Having grown up in one of our nation's most beautiful cities — historic Natchez, Mississippi — I’m forever captivated by the South’s splendid houses and gardens, vibrant parties, eccentric storytellers, and "peculiar" history and culture that has shaped us all.
The large Victorian house where my mother, grandmother (“Nannie,” aka “Freddie Bailey”) and I lived near downtown was anchored by our family business: Tot, Teen & Mom clothing boutique. And there, Nannie’s homemade jellies and preserves took pride of place — especially once she added the word “Famous” to her
“Aunt Freddie’s Pantry” product line after such celebrities as Bob Hope and Lucille Ball began ordering cases of
it for holiday gift-giving.
Above our small living space adjacent
to the store, we rented apartments to
a cast of characters who ambled in
and out with the customers – from
the town’s leading garden club maven to the its chief, well, madam.
Needless to say, our corner of Commerce and Orleans Streets was always buzzing — especially ’round sunset on our front wrap-around porch, where a meandering mix of Natchezians and tourists could always be found, drink in hand, nibble or
two within reach. (I, too, was there, practicing the art of not being seen
– a skill allowing me to stealthily absorb witty remarks or loudly whispered gossip.)
Deciding early on to be a writer, my
first chance to help document Natchez’s rich flavor and culture came as a teen, when Nannie nervously needed my help. She’d been talked into producing a major canning-focused cookbook by
her biggest fan — renowned designer
Lee Bailey (aka her nephew/my cousin).
Ultimately Lee became so smitten with Natchez that he produced the James Beard Award-winning Lee Bailey's Southern Food & Plantation Houses. Lee’s“don't gild the lily” style became not only a design-for-living compass for me, but also for a generation of others, including the late writer-extraordinaire Nora Ephron (her touching tribute can be read here).

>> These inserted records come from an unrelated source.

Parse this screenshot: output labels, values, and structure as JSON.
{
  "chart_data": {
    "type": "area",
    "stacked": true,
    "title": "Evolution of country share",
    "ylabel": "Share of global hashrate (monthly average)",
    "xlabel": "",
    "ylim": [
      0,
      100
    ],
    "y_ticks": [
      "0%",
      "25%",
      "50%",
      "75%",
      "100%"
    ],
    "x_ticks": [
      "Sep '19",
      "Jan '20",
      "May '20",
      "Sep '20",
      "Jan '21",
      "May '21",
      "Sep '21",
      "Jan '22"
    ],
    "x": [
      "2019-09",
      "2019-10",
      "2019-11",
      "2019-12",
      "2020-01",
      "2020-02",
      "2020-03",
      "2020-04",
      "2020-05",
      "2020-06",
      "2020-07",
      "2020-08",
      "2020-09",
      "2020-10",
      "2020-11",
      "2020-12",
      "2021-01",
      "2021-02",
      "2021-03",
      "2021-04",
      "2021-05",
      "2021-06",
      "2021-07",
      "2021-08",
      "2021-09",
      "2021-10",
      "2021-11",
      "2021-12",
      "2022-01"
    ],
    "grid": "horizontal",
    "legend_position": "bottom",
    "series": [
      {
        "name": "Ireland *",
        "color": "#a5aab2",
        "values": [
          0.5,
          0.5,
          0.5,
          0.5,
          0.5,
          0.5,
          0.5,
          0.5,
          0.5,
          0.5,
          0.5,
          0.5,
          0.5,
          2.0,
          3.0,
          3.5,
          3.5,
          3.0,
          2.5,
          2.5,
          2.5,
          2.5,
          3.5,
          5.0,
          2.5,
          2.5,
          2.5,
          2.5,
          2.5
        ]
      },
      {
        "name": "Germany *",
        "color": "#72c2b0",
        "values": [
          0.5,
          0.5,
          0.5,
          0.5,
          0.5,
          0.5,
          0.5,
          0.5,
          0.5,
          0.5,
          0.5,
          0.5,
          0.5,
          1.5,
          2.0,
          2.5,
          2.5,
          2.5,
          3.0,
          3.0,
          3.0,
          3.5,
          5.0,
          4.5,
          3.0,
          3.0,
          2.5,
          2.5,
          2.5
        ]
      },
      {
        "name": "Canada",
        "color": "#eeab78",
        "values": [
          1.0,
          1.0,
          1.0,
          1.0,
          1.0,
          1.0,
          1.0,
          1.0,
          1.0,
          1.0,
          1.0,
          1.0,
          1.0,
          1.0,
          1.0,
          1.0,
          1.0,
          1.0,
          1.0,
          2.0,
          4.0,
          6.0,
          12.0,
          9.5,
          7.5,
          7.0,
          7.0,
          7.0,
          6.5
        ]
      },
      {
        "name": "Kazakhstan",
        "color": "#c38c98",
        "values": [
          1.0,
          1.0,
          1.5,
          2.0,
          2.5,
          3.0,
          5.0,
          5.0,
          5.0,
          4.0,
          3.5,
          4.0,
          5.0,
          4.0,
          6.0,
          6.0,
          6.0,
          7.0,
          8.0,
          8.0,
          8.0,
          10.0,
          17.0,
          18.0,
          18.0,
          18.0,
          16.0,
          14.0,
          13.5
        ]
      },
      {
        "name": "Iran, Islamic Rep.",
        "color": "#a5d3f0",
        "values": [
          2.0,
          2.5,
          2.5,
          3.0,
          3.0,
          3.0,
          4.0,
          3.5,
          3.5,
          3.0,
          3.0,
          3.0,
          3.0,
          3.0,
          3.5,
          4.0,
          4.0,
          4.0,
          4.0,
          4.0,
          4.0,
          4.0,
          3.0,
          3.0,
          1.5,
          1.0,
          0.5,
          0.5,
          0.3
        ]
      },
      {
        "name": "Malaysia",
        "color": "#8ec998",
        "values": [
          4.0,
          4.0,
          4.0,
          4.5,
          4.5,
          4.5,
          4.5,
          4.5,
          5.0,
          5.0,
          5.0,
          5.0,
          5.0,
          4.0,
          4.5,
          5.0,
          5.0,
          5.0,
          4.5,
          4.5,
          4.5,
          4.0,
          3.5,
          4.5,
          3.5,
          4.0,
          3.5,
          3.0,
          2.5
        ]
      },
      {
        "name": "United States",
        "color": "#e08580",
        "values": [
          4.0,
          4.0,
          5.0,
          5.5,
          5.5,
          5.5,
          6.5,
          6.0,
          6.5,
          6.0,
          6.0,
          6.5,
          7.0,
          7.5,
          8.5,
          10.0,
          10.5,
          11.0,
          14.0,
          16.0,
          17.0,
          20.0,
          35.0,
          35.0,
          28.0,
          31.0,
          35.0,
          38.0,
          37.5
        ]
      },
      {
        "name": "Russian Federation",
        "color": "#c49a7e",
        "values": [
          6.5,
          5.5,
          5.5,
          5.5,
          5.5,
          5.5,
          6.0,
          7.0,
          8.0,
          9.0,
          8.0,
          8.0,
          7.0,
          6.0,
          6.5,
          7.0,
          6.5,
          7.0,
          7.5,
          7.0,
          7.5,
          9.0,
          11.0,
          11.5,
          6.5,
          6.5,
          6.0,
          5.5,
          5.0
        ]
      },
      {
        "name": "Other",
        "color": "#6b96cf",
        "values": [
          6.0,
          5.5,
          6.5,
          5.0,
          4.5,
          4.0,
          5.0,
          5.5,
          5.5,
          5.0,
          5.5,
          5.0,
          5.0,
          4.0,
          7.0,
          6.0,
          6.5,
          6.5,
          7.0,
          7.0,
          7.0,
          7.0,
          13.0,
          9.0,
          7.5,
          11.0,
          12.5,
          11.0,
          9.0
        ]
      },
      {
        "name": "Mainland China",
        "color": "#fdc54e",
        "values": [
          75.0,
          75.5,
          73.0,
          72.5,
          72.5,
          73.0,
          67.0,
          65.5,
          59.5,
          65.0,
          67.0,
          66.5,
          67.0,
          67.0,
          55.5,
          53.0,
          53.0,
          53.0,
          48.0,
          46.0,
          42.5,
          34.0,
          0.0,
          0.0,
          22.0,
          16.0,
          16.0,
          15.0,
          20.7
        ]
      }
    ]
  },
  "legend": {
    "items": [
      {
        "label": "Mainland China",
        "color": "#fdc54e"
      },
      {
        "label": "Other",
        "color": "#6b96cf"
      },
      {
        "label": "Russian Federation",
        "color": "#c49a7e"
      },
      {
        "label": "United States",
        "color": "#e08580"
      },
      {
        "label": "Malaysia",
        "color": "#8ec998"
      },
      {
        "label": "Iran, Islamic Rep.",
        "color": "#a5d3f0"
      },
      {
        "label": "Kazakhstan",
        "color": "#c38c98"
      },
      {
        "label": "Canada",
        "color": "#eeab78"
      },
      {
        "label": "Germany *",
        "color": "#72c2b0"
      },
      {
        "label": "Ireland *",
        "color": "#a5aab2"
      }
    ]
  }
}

Fast forward a few decades and the record will show I’ve built a career focused on living the good life, both inside and out — from highlighting
great home and party style for Better Homes and Gardens, Southern Living and Coastal Living to helping Southern Methodist University’s public relations team turn the spotlight on dynamic young “World Changers.” Along the way, my journalism training has been buoyed by my study of human and
civil rights and early Southern history. The goal? To avoid saying what a professor-friend calls “the most dangerous phrase in the English language”: “I didn’t know ...”
Currently I’m cooking up more books with my husband, photographer
Robert M. Peacock (also a Natchez native), helping nonprofits with publicity and media relations endeavors, and relishing the chance to connect us all – to each other and the world around us.